In this work, we investigated the efficacy of GSDMD-specific siRNA and GW4869 (sphingomyelinase inhibitor that blocks ESCRT-dependent EV release) [91, 92] in inhibiting GSDMD-mediated inflammation in immortalised BMDM. GSDMD-specific siRNA inhibition demonstrated reduced levels of total IL-1β in cell-free supernatant following inflammasome activation, supporting their potential capacity as therapeutic inhibitors for GSDMD-mediated inflammation. Blocking ESCRT-dependant EV release using GW4869 also showed a reduced trend in total EV number released following stimulation, which translated to a significant reduction in total EV IL-1β content, suggesting this may reduce their capacity to induce inflammation in distant cells. However, other studies have suggested that inhibition of sphingomyelinase-mediated ESCRT machinery may exacerbate pyroptosis and IL-1β secretion in immune cells [23, 24, 26, 75], indicating that this machinery may be a double-edged sword, as it plays an essential role in membrane repair to avoid pyroptosis while also regulating packaging of pro-inflammatory cytokines into EV.

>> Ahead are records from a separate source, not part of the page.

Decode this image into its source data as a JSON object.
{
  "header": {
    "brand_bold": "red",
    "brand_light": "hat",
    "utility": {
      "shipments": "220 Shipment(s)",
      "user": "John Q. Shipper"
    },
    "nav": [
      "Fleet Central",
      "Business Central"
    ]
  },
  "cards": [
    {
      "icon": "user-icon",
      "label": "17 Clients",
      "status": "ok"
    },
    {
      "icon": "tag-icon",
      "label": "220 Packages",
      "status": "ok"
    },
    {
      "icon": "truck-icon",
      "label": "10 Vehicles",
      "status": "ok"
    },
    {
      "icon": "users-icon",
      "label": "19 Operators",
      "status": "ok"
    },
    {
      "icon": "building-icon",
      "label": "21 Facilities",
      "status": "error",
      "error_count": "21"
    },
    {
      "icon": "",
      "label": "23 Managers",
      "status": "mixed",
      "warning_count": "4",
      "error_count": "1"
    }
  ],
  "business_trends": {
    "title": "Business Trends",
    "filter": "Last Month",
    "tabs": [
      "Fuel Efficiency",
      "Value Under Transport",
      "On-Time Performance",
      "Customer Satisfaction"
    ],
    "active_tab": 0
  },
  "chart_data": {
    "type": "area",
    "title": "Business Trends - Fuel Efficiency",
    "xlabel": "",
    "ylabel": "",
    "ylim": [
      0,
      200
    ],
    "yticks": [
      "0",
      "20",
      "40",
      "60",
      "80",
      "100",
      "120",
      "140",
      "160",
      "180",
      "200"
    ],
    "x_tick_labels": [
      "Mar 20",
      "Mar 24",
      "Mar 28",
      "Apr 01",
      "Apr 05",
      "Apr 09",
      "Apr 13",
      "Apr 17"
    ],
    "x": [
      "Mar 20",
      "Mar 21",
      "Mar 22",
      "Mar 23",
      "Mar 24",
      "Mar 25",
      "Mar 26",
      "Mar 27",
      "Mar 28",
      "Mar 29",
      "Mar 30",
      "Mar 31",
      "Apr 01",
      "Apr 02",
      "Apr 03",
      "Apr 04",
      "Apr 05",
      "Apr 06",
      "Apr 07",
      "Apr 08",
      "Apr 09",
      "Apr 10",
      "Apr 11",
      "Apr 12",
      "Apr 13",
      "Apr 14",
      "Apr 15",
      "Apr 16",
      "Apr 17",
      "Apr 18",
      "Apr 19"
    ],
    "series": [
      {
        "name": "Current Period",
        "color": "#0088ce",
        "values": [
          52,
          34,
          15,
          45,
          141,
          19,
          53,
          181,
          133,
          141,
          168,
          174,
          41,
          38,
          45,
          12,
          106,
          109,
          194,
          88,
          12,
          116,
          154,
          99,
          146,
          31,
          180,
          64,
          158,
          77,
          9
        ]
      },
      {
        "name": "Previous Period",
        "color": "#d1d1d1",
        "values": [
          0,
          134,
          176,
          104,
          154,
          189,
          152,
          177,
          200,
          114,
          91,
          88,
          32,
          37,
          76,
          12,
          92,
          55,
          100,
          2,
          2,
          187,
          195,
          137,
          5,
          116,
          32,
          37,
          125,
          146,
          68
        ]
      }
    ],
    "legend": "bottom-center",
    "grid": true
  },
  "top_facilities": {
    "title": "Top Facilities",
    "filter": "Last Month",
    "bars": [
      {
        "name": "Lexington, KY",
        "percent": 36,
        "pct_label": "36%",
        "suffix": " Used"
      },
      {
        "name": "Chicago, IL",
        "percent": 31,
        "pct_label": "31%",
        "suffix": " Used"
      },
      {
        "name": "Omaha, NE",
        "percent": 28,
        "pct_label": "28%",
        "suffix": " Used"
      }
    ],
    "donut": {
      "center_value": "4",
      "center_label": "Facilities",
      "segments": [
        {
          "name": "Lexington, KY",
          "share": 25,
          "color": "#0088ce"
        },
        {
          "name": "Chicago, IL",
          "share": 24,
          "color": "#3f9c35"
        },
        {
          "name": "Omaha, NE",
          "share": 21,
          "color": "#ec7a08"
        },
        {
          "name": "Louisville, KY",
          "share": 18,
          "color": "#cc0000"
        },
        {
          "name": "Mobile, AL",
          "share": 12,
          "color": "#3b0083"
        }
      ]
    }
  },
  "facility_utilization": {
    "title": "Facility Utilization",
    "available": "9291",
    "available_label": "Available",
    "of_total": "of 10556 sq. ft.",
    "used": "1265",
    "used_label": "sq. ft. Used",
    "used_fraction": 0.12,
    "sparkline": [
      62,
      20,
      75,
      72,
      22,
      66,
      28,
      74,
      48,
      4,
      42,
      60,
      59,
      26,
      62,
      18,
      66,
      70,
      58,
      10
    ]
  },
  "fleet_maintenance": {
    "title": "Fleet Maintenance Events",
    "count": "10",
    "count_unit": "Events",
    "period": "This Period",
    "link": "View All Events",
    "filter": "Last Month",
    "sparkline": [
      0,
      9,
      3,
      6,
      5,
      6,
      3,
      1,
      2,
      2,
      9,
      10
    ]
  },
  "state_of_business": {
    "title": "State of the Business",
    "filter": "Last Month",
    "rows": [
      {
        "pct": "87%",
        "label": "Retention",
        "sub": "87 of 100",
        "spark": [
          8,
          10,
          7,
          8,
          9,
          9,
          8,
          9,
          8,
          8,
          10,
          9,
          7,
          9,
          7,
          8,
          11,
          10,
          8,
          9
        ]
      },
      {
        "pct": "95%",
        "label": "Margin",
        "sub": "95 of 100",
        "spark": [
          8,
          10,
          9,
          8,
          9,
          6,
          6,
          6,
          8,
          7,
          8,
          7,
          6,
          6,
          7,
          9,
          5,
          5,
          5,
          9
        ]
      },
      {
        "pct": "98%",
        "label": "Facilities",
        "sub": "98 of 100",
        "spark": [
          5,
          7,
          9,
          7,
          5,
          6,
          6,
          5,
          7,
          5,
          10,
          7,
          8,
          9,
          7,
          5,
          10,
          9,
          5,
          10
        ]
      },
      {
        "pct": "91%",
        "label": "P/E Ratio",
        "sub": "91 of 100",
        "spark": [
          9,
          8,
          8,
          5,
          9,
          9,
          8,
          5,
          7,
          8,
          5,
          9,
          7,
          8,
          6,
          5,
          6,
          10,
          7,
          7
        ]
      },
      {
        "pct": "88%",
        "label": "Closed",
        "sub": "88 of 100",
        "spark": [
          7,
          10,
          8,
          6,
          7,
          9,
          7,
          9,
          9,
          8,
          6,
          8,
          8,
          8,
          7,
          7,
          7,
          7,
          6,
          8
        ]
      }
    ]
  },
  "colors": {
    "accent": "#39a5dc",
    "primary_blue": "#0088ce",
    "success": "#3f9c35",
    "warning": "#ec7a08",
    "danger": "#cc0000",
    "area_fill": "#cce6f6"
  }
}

This reiterates the need for GSDMD-specific genetic inhibitors and pharmacological inhibitors to be tested in disease-specific, tissue-specific, or cell-specific models of degeneration in-vivo due to varying levels of GSDMD-inhibition providing varied levels of protection. For example, in this work, despite primary-BMDM from both GsdmdI105N/I105N and Gsdmd−/− mice secreting reduced total IL-1β and total EV IL-1β content in-vitro post-stimulation, CRISPR-mediated Gsdmd−/− mice did not provide long term protection against retinal inflammation. We reasoned that this could be due to the onset of a genetic compensatory effect in the absence of GSDMD during prolonged neuroinflammation. A study by Wang et al., 2021 observed a similar effect in a mouse model of NLRP3 inflammasomopathy, where in the complete absence of GSDMD during prolonged inflammation, there was unexpected onset of Gasdermin E (GSDME)-dependent cytokine release and pyroptosis, potentially limiting the protection provided by absence of GSDMD [47]. GSDME has also been previously implicated in photoreceptor damage in the mouse retina, which in the absence of GSDMD may further exacerbate photoreceptor cell death, providing no protection in Gsdmd−/− mice compared to WT as seen in our model of light induced-degeneration [93]. This indicates that repressing GSDME in addition to GSDMD may provide increased protection against photoreceptor atrophy in AMD.

Hence, improving our mechanistic understanding of tissue or cell-specific regulation of individual inflammasome components, such as GSDMD, its related proteins, and the downstream mechanisms is imperative for developing specific and targeted therapeutics for various retinal degeneration.

Conclusion

Inflammation is a major contributor to the onset and progression of retinal degenerative diseases. As a key executioner of pyroptotic cell death and cytokine release, GSDMD represents an ideal therapeutic target to combat the spread of inflammation and cell death that characterises these diseases. We demonstrate that impairing GSDMD function in-vivo preserves retinal function, ameliorates inflammation and cell death, and reduces overall release of pro-inflammatory cytokine IL-1β. We show evidence that GSDMD may propagate inflammation in the retina via the secretion of IL-1β via EVs from microglia/macrophage populations during damage. Developing effective therapeutics to target GSDMD could, therefore, be useful in slowing the progression of retinal degenerations by preventing the release of pro-inflammatory mediators, including IL-1β and dampen overall immune response. This strategy provides therapeutic advantage over targeting individual inflammasome components or single pro-inflammatory cytokines post-release.